Do you like retro games, but don’t mind emulation? Well this might be the device for you. Imagine if you could play all of your old games on just one device. NES, Genesis, GameBoy, maybe even the N64 and PS1? Not only that, but what if you could have more control? Save sates? Change the aspect ratio? Maybe you’d like to add scanlines too? Well you can on the RetroPie. An OS of sorts that can be installed on the cheap computer called Raspberry Pi. We are specifically using the Raspberry Pi 3 model for this review for maximum power!
This is an in-depth review for the RetroPie looking over most of the emulation on the RetroPie and how games run on them. I even looked into ones for the Sega CD and Famicom Disk System. If you’d like to see specific emulators then feel free to use the bookmarks below to skip to emulators you most care about!
Start of Review 4:41
Master System 8:42
Game Boy 9:23
Game Boy Color 10:40
PC Engine 11:18
Sega Genesis 12:13
Game Gear 13:20
Super Nintendo 14:09
Sega 32x 14:51
Game Boy Advance 15:14
Nintendo 64 17:08
Famicom Disk System 22:12
Sega CD 24:41
PC Engine CD 25:37
PlayStation 1 26:27
Best Info on the RetroPie:
If you’d like me to go over installation or cover more options on the RetroPie, please leave a comment and ask for it!
*How to edit RetroPie Config file*
On the emulation station screen, with a keyboard plugged in press the F4 Key or CTR-F4. This will send you to a screen with little text art of an Atari controller. From here you need to type in perfectly. sudo nano /boot/config.txt Then press enter and it will bring you to a bunch of text and code. These are important to how your output works so from here you will fix your specific problem. For me, I want to change some files to make my pie look and work better. First I want to uncomment the overscan text. Uncommenting basically means getting rid of the “#”. By doing this you are changing the Pi from treating this as normal text to actually code. For the overscan we are getting rid of the black border around the screen, which I’m sure no one wants. I also want to change the resolution of my pi. This can sometimes help emulation speed, but if you are using the Pi3 it will probably only help with 3D games. Your system should automatically be doing 1080P 60hz. I want 720P and 60HZ so I uncommented HDMI Group 1 and HDMI mode 1. The numbers in front of group and mode will be how you change resolution. Look up a list of resolutions for the HDMI group and mode to find one suitable to you. I want to keep Group 1, but change Mode to 4 for my resolution. Then press ctrl X to leave, Y to save the file. Then press enter to overwrite the config.txt file. Then type in sudo reboot and enter to reboot your system. And from here hopefully all your problems or needs are fixed. If not make sure you typed in everything right or didn’t add anything in the wrong place.
One-upping the NES Classic Edition with the Raspberry Pi 3 and RetroPie
NES Classic is no more, but fortunately economical hobbyist boards are great for basic projects.
Last November, Nintendo pleasantly surprised everyone by returning to its origins and releasing the NES Classic. The delightful emulator/nostalgia-fest started unanticipated requirement, including near-instant supply issues and 200-percent-plus markups in secondary markets. So in December of 2016, we made a decision to build our own version preferably. Since Nintendo bizarrely announced that it won’t be making any more of the hard-to-find mini consoles recently, we’re re-running this piece to help those of you with a DIY streak again build your own.
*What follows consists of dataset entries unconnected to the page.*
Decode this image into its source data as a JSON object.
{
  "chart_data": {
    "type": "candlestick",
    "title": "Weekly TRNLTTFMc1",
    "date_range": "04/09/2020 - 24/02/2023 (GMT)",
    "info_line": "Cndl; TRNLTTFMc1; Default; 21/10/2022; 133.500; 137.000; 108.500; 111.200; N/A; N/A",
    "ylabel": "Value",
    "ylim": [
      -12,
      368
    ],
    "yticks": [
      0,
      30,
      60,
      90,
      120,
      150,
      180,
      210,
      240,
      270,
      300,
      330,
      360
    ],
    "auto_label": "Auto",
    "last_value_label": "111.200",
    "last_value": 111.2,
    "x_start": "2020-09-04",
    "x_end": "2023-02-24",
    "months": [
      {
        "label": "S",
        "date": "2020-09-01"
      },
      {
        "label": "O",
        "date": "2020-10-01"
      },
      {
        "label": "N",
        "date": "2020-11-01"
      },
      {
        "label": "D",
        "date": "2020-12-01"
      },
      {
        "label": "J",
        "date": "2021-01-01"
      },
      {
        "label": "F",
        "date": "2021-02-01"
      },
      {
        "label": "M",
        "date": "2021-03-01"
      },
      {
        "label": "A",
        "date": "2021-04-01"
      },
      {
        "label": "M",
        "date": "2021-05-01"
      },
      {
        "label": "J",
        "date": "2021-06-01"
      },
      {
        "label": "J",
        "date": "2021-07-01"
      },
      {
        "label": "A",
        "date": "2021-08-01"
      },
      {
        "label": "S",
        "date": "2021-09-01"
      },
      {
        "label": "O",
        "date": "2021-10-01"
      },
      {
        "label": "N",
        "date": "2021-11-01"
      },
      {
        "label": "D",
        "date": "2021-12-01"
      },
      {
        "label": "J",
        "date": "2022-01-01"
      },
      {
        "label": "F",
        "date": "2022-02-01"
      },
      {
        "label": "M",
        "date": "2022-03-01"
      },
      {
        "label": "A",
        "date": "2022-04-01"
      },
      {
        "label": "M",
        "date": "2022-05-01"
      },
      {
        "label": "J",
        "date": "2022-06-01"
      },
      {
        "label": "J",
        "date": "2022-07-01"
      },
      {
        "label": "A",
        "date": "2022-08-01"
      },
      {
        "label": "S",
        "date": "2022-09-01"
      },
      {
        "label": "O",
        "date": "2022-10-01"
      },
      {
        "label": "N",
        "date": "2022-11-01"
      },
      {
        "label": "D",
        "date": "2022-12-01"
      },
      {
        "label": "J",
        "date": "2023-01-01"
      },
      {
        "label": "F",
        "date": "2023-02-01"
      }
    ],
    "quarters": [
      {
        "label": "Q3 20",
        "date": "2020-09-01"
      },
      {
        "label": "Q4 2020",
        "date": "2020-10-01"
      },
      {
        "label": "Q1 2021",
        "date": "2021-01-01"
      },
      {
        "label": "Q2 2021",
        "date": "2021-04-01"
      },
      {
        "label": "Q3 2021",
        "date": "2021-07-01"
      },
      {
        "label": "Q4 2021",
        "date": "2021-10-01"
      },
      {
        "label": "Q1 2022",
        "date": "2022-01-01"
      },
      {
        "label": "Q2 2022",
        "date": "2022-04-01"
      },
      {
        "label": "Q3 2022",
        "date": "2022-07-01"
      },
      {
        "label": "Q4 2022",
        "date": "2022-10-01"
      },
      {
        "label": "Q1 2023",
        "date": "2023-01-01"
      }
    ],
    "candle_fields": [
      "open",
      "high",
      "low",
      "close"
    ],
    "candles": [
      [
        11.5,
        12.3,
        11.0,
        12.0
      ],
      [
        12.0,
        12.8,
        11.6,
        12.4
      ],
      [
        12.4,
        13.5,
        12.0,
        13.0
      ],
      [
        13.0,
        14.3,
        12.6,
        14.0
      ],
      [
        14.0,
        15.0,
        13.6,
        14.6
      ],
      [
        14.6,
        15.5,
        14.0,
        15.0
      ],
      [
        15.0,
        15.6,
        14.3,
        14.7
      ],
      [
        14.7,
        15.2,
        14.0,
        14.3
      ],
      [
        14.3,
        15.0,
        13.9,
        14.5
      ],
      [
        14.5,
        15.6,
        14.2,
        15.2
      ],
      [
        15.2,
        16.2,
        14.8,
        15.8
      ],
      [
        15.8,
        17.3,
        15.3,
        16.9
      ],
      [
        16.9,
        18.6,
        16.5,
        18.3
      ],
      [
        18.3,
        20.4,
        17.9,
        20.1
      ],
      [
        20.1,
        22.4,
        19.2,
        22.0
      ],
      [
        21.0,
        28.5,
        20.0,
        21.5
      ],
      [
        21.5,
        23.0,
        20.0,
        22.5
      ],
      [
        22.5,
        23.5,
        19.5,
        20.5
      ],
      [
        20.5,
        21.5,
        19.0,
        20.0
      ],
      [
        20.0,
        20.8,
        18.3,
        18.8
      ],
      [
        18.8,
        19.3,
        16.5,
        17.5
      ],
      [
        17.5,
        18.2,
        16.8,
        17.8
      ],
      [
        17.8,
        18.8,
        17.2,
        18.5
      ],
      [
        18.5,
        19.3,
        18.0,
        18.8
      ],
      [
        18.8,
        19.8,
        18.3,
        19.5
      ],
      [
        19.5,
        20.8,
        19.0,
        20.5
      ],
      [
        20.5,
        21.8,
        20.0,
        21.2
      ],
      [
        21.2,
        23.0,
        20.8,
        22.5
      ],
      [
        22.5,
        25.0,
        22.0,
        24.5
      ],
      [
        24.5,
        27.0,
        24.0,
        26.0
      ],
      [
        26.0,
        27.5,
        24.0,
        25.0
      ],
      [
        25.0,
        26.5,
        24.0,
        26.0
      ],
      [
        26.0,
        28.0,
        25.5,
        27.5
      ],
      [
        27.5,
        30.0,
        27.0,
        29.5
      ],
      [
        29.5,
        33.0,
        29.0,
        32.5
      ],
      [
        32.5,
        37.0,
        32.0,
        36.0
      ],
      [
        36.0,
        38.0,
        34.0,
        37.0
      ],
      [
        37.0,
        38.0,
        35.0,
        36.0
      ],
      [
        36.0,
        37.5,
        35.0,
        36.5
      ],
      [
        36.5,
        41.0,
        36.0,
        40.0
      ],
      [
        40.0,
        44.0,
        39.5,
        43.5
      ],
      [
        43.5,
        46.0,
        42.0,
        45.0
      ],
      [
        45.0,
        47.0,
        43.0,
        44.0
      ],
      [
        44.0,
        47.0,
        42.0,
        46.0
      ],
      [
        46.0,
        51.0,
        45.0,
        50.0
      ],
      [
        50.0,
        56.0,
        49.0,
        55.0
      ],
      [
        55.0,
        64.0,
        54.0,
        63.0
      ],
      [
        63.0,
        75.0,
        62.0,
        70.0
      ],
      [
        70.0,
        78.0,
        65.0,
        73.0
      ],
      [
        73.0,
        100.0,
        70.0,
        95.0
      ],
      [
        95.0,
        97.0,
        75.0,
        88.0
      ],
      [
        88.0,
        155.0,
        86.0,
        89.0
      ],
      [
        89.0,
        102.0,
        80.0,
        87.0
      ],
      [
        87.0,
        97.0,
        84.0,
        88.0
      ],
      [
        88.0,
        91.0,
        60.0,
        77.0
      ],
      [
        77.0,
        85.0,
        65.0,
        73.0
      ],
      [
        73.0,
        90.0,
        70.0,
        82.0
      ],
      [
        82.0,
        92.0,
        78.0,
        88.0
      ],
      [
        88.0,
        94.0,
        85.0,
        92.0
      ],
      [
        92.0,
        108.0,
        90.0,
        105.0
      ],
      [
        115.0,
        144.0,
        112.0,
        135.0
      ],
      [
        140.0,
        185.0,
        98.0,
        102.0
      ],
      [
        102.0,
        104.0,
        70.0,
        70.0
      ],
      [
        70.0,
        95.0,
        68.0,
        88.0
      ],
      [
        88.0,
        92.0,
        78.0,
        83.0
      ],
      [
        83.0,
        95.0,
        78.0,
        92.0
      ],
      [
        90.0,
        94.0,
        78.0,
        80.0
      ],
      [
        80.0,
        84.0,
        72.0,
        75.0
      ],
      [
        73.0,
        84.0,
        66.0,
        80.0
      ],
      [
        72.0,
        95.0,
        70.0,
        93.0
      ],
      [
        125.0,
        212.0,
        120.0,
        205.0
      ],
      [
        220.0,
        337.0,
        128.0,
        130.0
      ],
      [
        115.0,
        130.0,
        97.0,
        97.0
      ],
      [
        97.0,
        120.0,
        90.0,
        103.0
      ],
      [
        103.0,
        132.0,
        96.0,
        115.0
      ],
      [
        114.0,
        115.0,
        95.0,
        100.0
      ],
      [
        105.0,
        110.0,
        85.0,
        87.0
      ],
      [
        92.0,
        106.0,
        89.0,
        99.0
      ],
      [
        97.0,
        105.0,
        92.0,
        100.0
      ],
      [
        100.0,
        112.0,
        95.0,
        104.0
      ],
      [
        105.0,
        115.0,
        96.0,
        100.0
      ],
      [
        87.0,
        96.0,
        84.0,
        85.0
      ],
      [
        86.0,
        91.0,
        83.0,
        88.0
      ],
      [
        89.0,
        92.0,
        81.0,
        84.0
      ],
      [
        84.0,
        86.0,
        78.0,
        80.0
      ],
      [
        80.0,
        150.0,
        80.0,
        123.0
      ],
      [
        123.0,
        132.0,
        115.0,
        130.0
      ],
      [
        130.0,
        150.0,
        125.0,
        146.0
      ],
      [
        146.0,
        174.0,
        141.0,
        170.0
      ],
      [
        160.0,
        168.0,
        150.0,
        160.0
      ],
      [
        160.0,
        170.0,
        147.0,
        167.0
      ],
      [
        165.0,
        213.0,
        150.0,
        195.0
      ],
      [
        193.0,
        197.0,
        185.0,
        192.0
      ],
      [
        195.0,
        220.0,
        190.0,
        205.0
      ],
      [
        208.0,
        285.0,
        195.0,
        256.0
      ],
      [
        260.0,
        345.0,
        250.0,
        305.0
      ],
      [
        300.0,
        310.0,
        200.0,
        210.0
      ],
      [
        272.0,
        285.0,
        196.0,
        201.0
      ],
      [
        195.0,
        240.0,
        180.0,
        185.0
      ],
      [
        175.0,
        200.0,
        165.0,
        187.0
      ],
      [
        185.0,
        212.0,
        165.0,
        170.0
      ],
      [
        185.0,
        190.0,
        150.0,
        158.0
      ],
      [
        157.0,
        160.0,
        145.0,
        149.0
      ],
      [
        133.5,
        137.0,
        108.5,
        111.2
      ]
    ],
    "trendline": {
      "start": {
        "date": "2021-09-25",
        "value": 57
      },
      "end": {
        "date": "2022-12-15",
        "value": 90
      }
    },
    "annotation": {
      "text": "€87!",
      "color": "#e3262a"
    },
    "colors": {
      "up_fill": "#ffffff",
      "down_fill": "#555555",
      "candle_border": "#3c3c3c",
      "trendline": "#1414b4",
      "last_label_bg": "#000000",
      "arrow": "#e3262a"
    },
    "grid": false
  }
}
Hardware recommendations have been updated to reflect current availability and pricing for April 2017.
Meet MintyPi 2.0: Raspberry Pi Gaming Emulator Stuffed Into Tiny Mint Tin Box
A YouTuber and creator has revealed mintyPi 2.0, a project that transforms a normal mint tin box into a easily transportable video game console.
MintyPi 2.0, powered by the Raspberry Pi tiny computer, is the second attempt at the project, bringing with it a couple of revisions as opposed to original mintyPi.
JB Hi-Fi Just Received The Mother Lode Of Nintendo Classic Minis
Christmas 2016 will eternally be kept in mind as the year people went legit bananas for a vintage NES console. The thing was a piece of plastic that just played 30 games from the 8-bit era – but nostalgia is a effective thing. So powerful that demand totally exceeded supply, causing crashed websites, exhausted stock and a huge number of empty-handed shoppers.
For the people still on a Zelda-like quest to obtain this mythological gizmo, we’ve got some fantastic news: the Nintendo NES Classic Edition is currently accessible in JB Hi-FI stores, Across australia. Hurrah!